Not everyone welcomed this freedom. Representatives of the traditional campaign finance reform community bemoaned this deregulated realm, expressing fears that foreign nationals might use the Internet to infect the national political discourse, or that massive corporations such as Halliburton might abuse the online media exemption by creating their own blogs to hoodwink or bamboozle voters. "If everybody has that exemption," testified one advocate, "Then the campaign laws that we've all operated under for 30 years just crumble."

This alarmism remains false and misplaced. In a world in which a major defense contractor owns a massive television network and foreign-born plutocrats such as Rupert Murdoch hold enormous influence over various forms of media, why worry about bloggers? But more to the point, the cost-free speech and unlimited bandwidth of the Internet meant that any such toxins could be immediately and effectively rebutted by ordinary Americans.

The core purpose underlying campaign finance law is to constrain the influence of large sums of money on the market for political speech. Television and radio provide expensive and limited means of reaching the masses, and the wealthy can effectively crowd out other speakers in these realms. They can't online.

Even the reformers' worst fears of anonymous smears or attack videos being distributed online by campaign operatives raise little real concern. Such political tactics go back to the dawn of the republic, and new technology does not change the reality that the best response is for campaigns to address charges directly before they gain traction, and to trust voters to see through the lies.

Instead, what we've actually seen has been positive.
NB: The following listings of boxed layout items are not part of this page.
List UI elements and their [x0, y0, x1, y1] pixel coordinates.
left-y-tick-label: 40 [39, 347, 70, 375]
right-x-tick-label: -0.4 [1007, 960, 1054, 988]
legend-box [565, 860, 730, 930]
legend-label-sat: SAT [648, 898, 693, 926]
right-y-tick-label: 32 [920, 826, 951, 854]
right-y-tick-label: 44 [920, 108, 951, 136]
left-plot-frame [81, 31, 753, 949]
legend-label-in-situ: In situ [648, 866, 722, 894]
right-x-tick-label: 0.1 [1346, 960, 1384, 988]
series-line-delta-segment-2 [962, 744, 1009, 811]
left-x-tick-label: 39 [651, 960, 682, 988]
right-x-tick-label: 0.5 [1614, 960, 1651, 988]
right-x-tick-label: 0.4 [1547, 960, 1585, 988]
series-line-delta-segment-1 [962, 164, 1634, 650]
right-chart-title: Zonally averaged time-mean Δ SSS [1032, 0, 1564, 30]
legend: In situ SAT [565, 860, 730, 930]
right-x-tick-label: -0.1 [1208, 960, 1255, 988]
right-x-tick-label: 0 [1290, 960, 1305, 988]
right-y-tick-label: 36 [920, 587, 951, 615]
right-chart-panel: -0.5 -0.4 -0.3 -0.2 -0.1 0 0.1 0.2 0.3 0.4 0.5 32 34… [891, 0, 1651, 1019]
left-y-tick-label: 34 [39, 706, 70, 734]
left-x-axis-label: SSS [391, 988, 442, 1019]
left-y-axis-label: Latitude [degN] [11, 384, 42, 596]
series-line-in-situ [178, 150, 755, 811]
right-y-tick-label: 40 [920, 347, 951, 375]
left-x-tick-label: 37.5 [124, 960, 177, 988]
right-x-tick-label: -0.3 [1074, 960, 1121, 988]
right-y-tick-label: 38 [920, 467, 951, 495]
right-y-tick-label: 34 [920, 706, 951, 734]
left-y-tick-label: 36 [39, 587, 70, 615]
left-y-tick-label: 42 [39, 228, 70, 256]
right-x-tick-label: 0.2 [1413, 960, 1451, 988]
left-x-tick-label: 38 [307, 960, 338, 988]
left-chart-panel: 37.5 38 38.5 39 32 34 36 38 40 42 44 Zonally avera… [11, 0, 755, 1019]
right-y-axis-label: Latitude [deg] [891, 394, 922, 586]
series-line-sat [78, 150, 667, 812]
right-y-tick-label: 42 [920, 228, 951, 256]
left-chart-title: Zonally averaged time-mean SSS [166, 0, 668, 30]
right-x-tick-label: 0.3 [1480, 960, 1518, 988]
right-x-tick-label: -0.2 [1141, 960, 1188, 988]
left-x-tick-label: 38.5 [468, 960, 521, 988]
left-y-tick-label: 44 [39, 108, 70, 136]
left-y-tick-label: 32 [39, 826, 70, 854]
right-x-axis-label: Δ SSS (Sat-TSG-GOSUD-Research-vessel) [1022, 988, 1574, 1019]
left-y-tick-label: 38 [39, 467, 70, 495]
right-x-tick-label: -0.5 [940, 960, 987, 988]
The Obama campaign has leveraged the Internet to turn a geographically dispersed volunteer base into a nationwide, home-based phone bank, empowering supporters to make crucial get-out-the-vote calls to targeted Super Tuesday precincts. John Edwards' campaign allowed ordinary Americans to prepare their own campaign ads, one of which on rural issues ended up airing in Oklahoma.

And in St. Paul, Minn., a blogger named Karl just became one of the Obama campaign's more prolific fund-raising bundlers, raising more than $42,000 in only a week from hundreds of friends and strangers over the Internet. Karl, mind you, is only 14 years old.

Those of us who care about the influence of big money on politics don't really need more laws. We need more Karls.